以上、本学におけるFD活動の現状について、簡単に述べさせて頂きました。
 これまでは、教員が中心となって授業内容・方法を改善し、向上させる目的でFD活動を行ってきましたが、今後は大学を構成する教員、職員、および学生が協力して、組織的に教育の改善を行うことが必要であると思います。教育の主役が学生であれば、FD活動に学生が参画し、学生・職員・教員が協同して、学生目線からの授業改善を行っていくべきであると考えます。是非とも「学生FD委員会」が本学に組織され、FD活動に積極的に参画してくれることを切に望んでいます。そうすることにより、授業は学生と教員との協同作業のうえに成り立つことを教員はもちろんのこと、学生にも実感してもらえば、授業の大いなる改善に繋がるものと思われます。

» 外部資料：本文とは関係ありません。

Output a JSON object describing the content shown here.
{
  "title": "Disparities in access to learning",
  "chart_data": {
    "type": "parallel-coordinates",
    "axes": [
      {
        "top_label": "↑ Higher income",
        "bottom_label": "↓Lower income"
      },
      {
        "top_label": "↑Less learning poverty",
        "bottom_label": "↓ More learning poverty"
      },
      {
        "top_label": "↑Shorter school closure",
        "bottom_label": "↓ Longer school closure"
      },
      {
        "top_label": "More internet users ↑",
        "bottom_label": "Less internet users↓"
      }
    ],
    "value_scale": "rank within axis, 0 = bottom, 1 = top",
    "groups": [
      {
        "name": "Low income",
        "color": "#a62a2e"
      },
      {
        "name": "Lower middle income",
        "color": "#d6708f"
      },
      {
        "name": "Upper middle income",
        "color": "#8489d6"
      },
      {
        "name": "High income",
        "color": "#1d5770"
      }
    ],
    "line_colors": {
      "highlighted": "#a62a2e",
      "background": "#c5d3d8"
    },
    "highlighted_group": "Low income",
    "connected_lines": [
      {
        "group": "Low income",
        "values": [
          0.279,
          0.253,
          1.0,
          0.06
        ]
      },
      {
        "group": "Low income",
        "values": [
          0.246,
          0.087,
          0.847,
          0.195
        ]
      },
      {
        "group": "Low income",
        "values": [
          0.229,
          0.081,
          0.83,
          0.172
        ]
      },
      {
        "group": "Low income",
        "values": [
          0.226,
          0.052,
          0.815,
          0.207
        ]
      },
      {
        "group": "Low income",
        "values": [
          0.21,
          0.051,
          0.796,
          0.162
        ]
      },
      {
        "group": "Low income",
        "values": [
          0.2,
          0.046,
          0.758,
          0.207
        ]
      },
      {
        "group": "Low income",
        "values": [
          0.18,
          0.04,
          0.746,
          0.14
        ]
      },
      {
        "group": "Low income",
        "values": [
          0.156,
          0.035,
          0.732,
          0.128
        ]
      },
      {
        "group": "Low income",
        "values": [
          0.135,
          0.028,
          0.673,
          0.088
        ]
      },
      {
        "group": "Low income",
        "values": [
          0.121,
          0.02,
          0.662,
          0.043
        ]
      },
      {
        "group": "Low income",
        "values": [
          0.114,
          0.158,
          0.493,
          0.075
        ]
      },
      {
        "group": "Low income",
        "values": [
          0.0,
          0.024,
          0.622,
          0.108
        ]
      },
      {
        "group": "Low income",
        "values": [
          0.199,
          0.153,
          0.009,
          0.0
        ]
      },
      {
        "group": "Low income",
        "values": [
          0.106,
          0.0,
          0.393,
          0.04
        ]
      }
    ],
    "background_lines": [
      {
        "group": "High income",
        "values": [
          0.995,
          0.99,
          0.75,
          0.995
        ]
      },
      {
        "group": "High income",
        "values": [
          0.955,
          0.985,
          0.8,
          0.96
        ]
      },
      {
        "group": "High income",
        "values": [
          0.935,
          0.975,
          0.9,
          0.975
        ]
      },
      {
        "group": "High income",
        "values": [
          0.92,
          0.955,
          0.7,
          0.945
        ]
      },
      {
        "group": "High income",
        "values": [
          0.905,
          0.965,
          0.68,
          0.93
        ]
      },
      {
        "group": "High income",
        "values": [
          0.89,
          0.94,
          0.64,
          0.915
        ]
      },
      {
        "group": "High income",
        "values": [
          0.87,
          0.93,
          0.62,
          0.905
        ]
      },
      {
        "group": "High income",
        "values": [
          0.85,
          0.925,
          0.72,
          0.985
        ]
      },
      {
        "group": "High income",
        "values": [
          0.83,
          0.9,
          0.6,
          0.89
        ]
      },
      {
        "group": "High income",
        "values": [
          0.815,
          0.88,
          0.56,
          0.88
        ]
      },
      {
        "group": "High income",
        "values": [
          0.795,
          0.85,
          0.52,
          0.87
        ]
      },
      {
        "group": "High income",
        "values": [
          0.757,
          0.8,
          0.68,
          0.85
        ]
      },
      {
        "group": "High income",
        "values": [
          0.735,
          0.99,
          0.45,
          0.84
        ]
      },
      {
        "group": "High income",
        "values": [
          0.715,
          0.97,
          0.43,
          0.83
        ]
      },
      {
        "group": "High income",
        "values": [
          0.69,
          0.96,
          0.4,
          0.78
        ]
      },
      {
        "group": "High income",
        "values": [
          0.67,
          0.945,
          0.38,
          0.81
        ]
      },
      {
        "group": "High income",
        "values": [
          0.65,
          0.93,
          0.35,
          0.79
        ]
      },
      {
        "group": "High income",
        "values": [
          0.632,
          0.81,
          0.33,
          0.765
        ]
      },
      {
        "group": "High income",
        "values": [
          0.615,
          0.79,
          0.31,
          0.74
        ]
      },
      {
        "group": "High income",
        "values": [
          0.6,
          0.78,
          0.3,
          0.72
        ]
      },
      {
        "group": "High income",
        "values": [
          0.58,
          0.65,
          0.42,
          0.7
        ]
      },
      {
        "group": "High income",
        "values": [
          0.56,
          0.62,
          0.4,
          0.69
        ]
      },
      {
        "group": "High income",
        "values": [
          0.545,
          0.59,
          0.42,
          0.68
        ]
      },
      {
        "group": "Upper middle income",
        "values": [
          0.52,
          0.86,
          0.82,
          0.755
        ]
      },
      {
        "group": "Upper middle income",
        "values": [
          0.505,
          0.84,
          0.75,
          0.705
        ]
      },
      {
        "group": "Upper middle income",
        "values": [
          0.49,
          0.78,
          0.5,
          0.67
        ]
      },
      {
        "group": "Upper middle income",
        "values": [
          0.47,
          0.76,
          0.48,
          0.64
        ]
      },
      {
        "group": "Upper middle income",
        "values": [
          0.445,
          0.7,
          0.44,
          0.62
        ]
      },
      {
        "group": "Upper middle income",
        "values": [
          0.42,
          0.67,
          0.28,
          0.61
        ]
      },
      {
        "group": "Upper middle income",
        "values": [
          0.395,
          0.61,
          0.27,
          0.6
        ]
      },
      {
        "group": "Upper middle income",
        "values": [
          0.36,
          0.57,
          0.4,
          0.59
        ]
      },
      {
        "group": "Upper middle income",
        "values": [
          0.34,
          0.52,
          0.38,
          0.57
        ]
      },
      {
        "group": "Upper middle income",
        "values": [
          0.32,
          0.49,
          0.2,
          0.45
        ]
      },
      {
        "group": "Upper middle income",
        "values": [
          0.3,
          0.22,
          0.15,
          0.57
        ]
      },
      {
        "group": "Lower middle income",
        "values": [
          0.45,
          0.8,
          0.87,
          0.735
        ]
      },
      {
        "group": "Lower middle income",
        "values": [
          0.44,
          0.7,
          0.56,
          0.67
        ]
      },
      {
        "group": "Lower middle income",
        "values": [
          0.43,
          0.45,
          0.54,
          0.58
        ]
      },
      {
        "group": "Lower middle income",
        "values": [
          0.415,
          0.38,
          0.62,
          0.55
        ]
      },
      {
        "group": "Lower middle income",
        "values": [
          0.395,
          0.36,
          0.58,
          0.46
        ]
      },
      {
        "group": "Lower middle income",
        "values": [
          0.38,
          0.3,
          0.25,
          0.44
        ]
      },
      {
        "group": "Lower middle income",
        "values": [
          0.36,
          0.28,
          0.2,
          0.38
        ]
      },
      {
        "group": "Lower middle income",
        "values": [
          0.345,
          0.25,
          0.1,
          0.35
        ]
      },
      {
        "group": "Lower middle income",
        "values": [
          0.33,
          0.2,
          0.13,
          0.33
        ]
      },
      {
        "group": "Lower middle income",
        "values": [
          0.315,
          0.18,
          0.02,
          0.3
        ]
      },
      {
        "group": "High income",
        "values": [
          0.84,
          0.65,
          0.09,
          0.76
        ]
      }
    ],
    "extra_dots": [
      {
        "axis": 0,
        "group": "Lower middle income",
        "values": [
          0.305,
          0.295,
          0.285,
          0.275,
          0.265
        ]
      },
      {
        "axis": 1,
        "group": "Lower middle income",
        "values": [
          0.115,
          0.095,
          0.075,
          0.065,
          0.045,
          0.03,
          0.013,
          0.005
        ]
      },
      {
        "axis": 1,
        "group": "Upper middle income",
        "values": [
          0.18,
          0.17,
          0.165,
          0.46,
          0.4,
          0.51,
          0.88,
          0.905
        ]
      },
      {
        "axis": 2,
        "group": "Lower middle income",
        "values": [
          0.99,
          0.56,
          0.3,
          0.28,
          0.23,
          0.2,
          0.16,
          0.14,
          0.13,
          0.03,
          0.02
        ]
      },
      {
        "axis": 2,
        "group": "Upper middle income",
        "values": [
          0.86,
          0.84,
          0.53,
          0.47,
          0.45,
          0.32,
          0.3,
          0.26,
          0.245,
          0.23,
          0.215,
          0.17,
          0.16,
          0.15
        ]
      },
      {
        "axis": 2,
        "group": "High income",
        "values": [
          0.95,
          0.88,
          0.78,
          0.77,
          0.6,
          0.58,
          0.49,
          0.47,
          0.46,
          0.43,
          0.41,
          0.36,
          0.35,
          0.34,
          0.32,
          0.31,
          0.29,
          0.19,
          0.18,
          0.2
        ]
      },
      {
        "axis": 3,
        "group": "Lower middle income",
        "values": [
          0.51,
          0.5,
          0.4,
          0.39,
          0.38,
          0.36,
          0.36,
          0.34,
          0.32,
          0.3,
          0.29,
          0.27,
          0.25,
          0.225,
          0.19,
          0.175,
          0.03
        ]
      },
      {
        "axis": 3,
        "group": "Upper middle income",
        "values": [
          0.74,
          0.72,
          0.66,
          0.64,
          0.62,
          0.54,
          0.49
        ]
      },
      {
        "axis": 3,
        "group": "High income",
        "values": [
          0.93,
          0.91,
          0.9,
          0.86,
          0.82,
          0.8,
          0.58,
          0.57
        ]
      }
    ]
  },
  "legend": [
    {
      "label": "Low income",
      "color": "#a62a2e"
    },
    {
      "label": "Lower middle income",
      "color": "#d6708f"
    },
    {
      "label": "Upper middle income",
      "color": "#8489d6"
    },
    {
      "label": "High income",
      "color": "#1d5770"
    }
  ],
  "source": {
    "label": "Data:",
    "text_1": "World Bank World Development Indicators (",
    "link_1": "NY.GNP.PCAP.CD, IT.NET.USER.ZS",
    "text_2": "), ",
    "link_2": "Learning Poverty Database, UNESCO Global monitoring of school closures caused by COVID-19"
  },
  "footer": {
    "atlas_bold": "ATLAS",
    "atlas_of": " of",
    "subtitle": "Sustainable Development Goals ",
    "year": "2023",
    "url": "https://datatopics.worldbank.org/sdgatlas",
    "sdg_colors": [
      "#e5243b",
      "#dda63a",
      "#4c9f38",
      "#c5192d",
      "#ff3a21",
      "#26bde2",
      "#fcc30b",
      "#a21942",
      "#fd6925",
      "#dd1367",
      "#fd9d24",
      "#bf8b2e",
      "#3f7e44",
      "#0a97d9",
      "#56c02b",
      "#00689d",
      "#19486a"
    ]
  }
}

 FDとは、個々の教員の授業内容・方法を改善するための活動と考えられ、実際に多くの大学のFD活動は、この観点を中心に行われているように思われます。一方、教育と研究の両面を求める大学では、教員を取り巻く教育と研究全体を改善するかなり広い活動をFDと定義する大学が多くみられます。本学のような教育と研究の両面を求める大学では、教育のみならず研究全体の改善および質の向上に向けての議論を始めてもよいのではないかと思います。
 今後とも教員、職員、学生の皆様方のご理解とご協力を賜りますようお願い申し上げます。